With private health insurance
Most private health insurance funds will cover operating theatre fees, if not the procedure itself, with mid-level and comprehensive hospital policies. Many, but not all, will also cover it with basic hospital plans. Whether the surgery itself is covered will depend on the type of surgery and its purpose, as well as your hospital and insurer.
- Operating theatre fees are covered by many but not all private health insurance hospital policies.
- The more comprehensive private health fund policies are fairly likely to offer a certain level of cover for elective procedures, even things like cosmetic surgery.
- If your insurer has a network of affiliated hospitals then you may be required to select one of these in order to claim certain benefits like ward fees or even the cost of the procedures themselves.

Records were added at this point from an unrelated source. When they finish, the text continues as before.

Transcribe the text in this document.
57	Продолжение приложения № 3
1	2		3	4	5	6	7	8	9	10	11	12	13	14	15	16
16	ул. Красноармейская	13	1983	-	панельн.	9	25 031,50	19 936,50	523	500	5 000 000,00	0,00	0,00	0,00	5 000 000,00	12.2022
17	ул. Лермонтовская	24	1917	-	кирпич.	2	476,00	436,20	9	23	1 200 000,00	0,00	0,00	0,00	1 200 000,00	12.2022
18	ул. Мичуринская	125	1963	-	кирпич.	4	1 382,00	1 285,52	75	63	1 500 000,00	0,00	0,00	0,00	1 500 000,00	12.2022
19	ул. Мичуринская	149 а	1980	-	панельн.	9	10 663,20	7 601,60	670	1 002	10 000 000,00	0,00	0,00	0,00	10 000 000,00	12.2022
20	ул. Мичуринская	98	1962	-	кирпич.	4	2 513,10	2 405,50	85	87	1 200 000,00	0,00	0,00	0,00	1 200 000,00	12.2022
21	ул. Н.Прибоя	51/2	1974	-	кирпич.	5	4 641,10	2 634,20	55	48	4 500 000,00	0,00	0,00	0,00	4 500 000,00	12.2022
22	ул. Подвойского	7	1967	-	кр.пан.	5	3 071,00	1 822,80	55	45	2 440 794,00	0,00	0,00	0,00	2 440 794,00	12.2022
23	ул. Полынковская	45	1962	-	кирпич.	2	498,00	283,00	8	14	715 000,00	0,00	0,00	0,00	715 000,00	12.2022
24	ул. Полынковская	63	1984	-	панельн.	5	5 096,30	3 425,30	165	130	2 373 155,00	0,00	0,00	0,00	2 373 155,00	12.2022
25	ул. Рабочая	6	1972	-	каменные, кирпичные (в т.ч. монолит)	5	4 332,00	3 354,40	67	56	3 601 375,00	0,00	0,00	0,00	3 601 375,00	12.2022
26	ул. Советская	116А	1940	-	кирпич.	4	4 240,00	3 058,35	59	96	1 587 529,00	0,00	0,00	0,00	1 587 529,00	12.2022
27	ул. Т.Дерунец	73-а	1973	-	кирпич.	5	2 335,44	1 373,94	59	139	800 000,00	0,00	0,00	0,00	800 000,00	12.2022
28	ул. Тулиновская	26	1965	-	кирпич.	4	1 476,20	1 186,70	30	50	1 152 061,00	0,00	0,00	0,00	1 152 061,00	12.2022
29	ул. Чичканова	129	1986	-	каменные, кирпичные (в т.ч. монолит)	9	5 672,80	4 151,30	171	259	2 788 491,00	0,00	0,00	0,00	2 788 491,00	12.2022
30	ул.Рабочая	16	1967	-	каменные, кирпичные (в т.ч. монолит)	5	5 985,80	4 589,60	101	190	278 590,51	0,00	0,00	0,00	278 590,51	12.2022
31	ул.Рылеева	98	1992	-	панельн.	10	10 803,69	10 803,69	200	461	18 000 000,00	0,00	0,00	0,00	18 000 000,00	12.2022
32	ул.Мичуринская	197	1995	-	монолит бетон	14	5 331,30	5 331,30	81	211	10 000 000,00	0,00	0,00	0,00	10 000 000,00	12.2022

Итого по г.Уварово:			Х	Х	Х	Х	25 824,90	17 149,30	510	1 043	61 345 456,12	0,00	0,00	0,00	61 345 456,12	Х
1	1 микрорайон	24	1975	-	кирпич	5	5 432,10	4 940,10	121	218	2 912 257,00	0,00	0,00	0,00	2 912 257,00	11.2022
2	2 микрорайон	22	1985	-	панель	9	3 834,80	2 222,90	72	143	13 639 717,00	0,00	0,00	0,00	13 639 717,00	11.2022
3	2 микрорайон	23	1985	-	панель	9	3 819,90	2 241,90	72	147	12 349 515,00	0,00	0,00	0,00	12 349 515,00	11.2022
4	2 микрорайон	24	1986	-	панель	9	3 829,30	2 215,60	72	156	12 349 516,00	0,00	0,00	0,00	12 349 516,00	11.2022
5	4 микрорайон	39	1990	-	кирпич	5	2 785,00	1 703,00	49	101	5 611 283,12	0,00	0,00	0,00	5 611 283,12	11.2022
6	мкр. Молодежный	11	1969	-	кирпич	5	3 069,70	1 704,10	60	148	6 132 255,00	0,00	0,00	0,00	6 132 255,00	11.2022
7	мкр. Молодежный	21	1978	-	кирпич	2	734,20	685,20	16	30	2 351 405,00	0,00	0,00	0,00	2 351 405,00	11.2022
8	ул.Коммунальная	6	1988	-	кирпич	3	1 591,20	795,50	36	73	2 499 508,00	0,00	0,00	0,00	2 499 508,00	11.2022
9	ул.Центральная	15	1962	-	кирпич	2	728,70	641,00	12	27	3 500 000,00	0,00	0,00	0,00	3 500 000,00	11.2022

Medicare will cover operating theatre fees in the event of essential or emergency operations, as well as the costs of the surgery itself. The public hospital will typically claim these costs directly themselves. If you are a private patient in a public hospital then the costs will typically be covered up to the predefined Medicare benefits, but the hospital might charge you the difference between this and their actual fees. In a private hospital, you will generally be charged the complete cost, for both procedures and operating theatre ward fees, which you may be able to claim on private health insurance.
- Medicare covers essential and emergency surgeries, as well as the anaesthesia and other essentials.
- Medicare also covers the operating theatre fees for essential procedures.
- While it is possible to get useful elective surgeries at public hospitals as public patients, such as joint replacement surgery, these are not considered strictly essential and will, therefore, have very long waiting times, sometimes months or more. The extent to which Medicare covers these and related operating theatre fees will depend on the circumstances.